Road networks are one of the classical stageas for applications in network science and graph theory. The reason for this is that they fundamentally shape the exchange of goods, services, and information that are indispensable for daily life since the dawn of human existence. More broadly, road networks in cities and regions are testaments and enablers of cultural, economic, aesthetic, and political values1,2,3,4. For example, ancient Romans built the viae Romanae; the road network interconnecting and hence empowering the Roman Empire, along with a sophisticated system of road-side milestones and published maps and itineraria, which specified the ‘shortest’ paths between pairs of cities4,5. The objective was to provide useful guidance to traders and other travelers, and it is parallel to modern navigation tools like Google MapsTM and WazeTM. Before becoming the sixteenth U.S. President, Abraham Lincoln served in the Eighth Judicial Circuit, touring fourteen counties in the State of Illinois every Fall and Spring6. Although Lincoln’s tour was not the shortest possible, there is clear evidence suggesting that intent was to minimize the travel of court members6. In short, many elementary transportation problems arising in daily life are naturally ingrained in road networks.

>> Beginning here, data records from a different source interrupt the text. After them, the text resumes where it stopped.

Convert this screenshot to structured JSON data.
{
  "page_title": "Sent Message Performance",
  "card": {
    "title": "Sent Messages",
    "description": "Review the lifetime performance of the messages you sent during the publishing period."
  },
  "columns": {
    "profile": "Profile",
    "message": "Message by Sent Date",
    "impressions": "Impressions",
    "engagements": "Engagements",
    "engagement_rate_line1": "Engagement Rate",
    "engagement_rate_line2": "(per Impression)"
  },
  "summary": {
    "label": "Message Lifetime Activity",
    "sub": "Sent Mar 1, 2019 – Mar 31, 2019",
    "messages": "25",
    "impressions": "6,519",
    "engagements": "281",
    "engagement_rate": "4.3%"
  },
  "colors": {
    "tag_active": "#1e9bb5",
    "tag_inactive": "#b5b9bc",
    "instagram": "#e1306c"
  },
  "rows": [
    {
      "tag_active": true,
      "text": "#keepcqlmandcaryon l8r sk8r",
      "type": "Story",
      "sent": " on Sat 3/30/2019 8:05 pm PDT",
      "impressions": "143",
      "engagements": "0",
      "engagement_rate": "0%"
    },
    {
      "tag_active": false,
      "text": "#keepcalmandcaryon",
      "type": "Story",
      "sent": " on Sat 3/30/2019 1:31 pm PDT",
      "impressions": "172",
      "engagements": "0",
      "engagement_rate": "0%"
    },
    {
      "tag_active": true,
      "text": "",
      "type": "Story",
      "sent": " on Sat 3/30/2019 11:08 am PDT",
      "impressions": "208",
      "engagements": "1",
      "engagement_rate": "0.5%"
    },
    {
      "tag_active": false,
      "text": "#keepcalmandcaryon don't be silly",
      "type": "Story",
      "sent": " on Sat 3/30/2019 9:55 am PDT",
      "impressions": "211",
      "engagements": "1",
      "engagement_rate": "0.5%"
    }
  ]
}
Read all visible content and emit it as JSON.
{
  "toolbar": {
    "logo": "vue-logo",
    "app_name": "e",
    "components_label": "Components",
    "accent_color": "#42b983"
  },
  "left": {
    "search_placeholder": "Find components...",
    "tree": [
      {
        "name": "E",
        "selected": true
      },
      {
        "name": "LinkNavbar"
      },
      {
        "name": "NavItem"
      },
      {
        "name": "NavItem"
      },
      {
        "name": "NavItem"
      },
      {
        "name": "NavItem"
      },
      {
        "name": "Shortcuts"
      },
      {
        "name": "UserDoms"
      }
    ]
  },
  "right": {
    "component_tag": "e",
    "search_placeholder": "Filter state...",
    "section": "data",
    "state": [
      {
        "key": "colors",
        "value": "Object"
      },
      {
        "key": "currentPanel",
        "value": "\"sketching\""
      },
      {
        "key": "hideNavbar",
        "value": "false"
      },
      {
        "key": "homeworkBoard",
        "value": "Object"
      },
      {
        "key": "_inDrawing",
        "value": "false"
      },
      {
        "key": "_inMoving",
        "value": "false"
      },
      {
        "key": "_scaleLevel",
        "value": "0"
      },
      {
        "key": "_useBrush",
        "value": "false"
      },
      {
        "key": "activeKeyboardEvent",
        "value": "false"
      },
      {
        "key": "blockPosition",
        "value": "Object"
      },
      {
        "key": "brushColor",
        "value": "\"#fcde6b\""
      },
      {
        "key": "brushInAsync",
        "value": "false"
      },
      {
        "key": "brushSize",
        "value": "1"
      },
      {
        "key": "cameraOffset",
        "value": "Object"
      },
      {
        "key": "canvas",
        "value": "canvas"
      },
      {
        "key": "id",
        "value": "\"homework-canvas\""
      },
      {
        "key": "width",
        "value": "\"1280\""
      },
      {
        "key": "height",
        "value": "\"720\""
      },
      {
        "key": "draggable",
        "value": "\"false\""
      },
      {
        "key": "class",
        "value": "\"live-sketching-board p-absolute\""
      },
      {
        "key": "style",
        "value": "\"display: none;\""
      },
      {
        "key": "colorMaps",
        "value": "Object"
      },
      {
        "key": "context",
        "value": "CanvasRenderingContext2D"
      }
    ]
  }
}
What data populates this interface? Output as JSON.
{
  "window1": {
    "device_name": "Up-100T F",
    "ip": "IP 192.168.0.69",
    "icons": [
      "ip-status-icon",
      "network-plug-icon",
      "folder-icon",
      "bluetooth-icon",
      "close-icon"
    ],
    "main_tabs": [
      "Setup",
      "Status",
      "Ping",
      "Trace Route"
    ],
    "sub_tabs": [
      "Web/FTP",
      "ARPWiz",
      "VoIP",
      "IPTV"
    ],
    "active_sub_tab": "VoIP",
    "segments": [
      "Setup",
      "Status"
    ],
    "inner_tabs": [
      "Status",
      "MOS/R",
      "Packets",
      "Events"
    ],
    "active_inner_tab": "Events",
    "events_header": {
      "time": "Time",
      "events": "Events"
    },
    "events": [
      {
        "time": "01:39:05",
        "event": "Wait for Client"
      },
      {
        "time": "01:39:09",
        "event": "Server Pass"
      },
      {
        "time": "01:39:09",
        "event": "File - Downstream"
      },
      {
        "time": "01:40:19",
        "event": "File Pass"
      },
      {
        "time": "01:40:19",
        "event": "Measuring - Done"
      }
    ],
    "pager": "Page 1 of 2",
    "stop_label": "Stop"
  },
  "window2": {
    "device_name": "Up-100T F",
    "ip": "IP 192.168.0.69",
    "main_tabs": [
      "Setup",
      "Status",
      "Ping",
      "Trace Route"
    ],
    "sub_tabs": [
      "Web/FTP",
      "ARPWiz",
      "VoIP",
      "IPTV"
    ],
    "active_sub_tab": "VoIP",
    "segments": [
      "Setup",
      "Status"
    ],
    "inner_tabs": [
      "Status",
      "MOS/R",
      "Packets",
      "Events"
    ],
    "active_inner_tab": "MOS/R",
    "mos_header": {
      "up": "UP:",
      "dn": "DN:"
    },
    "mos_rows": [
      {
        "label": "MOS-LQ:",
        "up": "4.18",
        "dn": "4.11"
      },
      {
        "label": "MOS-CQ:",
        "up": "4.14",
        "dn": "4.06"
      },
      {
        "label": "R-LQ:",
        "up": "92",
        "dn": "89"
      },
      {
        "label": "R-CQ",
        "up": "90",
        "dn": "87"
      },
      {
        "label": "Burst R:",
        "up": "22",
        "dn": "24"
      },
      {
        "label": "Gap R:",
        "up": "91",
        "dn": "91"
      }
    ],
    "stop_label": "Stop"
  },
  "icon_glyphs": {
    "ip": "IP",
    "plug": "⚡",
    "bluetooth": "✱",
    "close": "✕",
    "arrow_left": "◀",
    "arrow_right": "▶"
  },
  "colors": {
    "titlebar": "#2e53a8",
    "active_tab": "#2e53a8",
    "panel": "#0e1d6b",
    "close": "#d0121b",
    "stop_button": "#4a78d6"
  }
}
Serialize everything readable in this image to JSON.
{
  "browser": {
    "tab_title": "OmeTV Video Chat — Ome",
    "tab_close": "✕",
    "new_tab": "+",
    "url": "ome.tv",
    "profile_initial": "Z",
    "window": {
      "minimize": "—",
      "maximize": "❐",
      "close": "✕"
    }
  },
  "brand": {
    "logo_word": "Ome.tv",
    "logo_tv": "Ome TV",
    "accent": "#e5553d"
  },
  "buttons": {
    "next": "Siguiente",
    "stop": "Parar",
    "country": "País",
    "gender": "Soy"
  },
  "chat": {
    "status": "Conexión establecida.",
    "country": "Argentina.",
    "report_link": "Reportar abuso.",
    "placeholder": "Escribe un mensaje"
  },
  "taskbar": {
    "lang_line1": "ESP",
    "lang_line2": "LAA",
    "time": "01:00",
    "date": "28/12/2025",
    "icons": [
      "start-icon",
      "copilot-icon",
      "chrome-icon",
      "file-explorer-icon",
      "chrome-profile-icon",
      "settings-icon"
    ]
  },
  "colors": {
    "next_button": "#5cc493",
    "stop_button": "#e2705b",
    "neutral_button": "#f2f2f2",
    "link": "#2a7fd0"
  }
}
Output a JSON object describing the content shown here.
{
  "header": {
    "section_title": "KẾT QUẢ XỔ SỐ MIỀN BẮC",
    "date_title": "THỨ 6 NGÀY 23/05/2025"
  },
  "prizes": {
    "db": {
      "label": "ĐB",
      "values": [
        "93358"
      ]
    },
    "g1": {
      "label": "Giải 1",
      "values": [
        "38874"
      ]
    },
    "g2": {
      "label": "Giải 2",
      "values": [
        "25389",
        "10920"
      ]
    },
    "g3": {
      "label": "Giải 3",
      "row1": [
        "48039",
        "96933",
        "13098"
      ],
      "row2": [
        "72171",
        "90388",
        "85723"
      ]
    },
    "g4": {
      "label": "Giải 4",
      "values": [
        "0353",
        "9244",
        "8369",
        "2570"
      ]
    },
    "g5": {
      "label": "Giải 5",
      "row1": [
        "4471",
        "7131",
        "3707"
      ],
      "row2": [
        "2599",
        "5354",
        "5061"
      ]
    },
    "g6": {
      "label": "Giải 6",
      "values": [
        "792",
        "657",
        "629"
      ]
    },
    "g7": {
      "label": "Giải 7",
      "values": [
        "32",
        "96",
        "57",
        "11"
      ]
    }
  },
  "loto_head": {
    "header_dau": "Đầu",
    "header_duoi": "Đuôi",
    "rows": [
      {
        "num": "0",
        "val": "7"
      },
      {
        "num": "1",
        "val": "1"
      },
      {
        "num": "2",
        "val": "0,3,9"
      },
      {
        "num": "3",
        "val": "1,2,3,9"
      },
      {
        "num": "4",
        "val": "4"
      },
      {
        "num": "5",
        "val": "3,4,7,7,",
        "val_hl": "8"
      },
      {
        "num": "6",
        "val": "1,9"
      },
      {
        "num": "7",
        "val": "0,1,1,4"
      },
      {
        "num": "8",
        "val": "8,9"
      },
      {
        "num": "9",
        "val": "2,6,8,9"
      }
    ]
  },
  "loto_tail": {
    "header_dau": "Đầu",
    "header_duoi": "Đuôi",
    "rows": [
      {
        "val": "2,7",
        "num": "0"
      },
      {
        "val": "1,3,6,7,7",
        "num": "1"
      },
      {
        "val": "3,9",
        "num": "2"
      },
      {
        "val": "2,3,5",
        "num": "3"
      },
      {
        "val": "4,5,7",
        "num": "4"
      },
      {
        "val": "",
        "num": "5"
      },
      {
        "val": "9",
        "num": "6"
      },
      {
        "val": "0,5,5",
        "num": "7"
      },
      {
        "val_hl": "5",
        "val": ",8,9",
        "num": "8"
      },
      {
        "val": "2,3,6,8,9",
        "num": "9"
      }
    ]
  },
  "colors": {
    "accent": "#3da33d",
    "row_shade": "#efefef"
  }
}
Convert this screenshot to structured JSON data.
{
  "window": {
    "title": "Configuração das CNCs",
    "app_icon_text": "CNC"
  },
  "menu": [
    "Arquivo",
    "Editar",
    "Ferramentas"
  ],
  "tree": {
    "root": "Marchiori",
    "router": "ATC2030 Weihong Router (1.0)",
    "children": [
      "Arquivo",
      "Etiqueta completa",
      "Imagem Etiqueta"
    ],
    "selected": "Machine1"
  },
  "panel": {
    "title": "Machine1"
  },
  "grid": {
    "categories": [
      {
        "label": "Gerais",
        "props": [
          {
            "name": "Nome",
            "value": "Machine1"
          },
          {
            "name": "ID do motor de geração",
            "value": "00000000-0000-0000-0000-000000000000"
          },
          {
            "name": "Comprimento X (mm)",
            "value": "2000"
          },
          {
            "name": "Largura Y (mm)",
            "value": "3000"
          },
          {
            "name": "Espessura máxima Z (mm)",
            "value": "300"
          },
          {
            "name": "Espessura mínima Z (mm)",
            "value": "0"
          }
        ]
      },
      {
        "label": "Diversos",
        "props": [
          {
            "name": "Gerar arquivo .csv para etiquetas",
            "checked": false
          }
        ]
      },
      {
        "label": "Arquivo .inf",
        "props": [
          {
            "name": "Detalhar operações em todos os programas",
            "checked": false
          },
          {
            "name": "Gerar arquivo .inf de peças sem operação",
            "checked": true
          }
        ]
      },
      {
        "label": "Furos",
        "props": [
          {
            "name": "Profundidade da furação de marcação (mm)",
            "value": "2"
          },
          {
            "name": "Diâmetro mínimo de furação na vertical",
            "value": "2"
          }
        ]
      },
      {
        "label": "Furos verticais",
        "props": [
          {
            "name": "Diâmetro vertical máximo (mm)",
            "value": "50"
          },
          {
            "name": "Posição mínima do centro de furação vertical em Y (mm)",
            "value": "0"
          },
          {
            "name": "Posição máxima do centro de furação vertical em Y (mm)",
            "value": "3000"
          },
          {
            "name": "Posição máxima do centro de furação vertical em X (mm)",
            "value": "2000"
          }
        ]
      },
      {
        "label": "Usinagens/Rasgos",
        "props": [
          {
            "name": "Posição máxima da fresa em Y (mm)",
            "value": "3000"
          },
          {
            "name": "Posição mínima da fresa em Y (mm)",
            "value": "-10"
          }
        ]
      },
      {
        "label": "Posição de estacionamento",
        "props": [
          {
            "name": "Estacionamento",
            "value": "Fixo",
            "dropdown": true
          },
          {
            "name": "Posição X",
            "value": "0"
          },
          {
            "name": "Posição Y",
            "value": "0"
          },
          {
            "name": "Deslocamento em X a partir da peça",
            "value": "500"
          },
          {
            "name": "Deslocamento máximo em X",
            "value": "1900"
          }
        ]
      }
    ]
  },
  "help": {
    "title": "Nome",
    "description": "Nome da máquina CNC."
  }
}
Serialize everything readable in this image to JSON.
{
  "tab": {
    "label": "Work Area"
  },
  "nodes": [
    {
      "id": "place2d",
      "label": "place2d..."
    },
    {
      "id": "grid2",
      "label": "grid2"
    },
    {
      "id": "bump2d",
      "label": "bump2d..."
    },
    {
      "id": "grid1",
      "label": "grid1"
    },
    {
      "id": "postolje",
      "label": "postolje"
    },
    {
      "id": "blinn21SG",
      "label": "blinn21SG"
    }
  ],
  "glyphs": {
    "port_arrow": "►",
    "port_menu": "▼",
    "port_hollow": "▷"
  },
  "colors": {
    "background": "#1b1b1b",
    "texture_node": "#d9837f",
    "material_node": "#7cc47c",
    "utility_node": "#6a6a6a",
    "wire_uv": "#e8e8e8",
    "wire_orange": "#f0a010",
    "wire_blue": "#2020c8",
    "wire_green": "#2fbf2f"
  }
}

However, it was rather recently that we started studying road networks with mathematical formality. In 1735, Euler resolved the long-standing Bridges of Königsberg Problem, which asked whether it was possible to perform a tour through the town while visiting each bridge in a set of seven exactly once7. He was able to solve the problem by viewing it through the lens of an abstraction; namely a set of points connected by edges representing bridges. This abstraction, which we refer to as a graph, laid the foundations of modern graph theory. A century later, Hamilton studied the problem of finding a tour on a graph, except now it was the points that could be visited only once6. Interestingly, given an arbitrary graph, determining whether a Hamiltonian tour could be performed appeared to be much harder than doing the same for an Eulerian tour. This suspicion was not demystified until the 1970’s, when Karp8 elaborated on theory by Cook9 to show that the Hamiltonian Tour Problem belongs to a class of seemingly distinct problems for which no efficient algorithms are known. The problems belonging to this class are referred to as NP-complete, and they equivalent in the sense that, if there exists an efficient algorithm to solve one of them, there exist efficient algorithms to solve each and every one of them. The optimization versions of these problems are referred to as NP-hard. To this date, it remains an open question whether such an algorithm exists: this is the renowned P versus NP millennium question10, where P and NP are the classes of decision problems that can be solved and verified in polynomial time, respectively. For instance, Lincoln’s circuit tour problem is more popularly known as the Traveling Salesman Problem (TSP), whose decision version is NP-complete.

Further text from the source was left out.